One study [26] utilised US to predict axillary lymph-node burden in breast cancer, and the multivariate analysis demonstrated that having ≥ 3 abnormal lymph nodes was an independent influencing factor for HNB (OR = 18.385, 95% CI = 7.315–46.205, p < 0.05). Another study [27] utilised MRI to predict axillary lymph-node burden in breast cancer, and the multivariate analysis demonstrated that only vascular volume was an independent influencing factor for HNB (OR = 1.33, 95% CI = 1.03–1.67, p = 0.008). The findings of our study demonstrated a close relationship between positive axillary lymph nodes on US and axillary lymph-node metastatic burden. The US lymph-node positivity rate in the HNB group was significantly higher than that in the LNB group (χ2 = 19.867, p < 0.001), which was consistent with previous findings [28]. The PET lymph-node positivity rate in the HNB group was significantly higher than that in the LNB group (χ2 = 33.025, p < 0.001), which was consistent with previous findings [29].

Previous research has shown a stronger association between axillary lymph-node burden and imaging features [30]. In the current study, US lymph-node positivity, PET lymph-node positivity, and PET-based radiomics were all medical imaging features closely related to axillary lymph-node burden (p < 0.05), whereas other clinical pathological features showed no significant correlation, which was consistent with previous findings.

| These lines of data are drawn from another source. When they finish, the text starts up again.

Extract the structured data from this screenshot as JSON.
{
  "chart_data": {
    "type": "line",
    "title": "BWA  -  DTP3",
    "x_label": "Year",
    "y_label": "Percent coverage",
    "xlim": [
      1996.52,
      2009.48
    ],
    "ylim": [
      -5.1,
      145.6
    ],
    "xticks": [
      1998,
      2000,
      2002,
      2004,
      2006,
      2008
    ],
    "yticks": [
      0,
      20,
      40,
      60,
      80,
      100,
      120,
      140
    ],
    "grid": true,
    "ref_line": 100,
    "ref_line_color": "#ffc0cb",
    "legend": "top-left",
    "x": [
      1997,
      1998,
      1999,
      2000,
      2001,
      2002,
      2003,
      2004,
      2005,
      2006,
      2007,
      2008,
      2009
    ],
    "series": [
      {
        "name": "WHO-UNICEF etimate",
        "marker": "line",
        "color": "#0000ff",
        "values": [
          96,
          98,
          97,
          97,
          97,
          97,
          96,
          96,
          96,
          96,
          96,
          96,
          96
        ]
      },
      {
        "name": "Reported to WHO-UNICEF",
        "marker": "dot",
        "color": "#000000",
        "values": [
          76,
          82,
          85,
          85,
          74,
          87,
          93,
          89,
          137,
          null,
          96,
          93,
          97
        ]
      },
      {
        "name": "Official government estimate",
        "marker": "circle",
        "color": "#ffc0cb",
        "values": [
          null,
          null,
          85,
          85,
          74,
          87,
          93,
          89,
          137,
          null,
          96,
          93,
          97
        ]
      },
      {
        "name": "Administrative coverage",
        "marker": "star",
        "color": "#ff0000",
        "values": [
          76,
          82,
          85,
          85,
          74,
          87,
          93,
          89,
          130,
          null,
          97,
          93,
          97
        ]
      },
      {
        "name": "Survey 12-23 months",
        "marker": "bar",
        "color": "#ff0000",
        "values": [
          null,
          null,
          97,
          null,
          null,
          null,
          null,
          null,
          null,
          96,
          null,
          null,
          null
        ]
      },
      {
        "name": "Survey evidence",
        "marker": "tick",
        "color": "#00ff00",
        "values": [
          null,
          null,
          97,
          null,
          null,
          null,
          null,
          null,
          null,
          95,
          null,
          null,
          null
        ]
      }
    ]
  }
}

Our previous study [25] revealed a statistically significant difference in the PET-based RS predicting axillary lymph-node metastasis between the positive and negative groups. In this study, there was a statistically significant difference in the PET-based RS predicting axillary lymph-node burden between the HNB group and the LNB group (-1.04 ± 0.41 vs. -1.47 ± 0.41, t = -4.775, p < 0.001). The findings of this study indicated that US lymph-node positivity, PET lymph-node positivity, and RS were all independent influencing factors for HNB. The AUC of the MultiP model was 0.895, superior to those of US_LNM, PET_LNM, and RS models (AUC = 0.703, 0.814, 0.773, respectively), with statistically significant differences (Z = 2.888, 3.208, 3.804, respectively; p = 0.004, 0.002, < 0.001, respectively). Decision curve analysis indicated that the MultiP model provided higher net benefit for all patients.

It has been indicated [31] that the number of axillary lymph-node metastases is associated with the SUVmax of breast cancer nodules (r = 0.645, p < 0.001). However, in this study, there was no significant correlation between axillary lymph-node burden and SUVmax. Another study suggested [32] an association between Ki67 and axillary lymph-node burden in breast cancer. However, in our study, the aforementioned factor showed no significant correlation with axillary lymph-node burden. A previous study [33] revealed that among different molecular subtypes of breast cancer, there was a higher likelihood of LNB in triple-negative breast cancer. However, the current study did not find a correlation between the molecular subtypes of breast cancer and the lymph-node burden possibly because of differences in patient inclusion/exclusion criteria.

This study had limitations. Firstly, it was a single-centre retrospective study, which could have introduced selection bias. Second, patients with bilateral, multifocal, and occult lesions were excluded. Third, owing to the limited amount of data, only internal validation was conducted, and expansion of data is necessary for further external validation.

Conclusion

The multivariate model constructed based on 18F-FDG PET/CT-based radiomics in combination with US and clinical pathological features exhibited excellent predictive performance for axillary lymph-node metastatic burden in breast cancer and can serve as a reference tool for individualised precision treatment decision-making in clinical practice.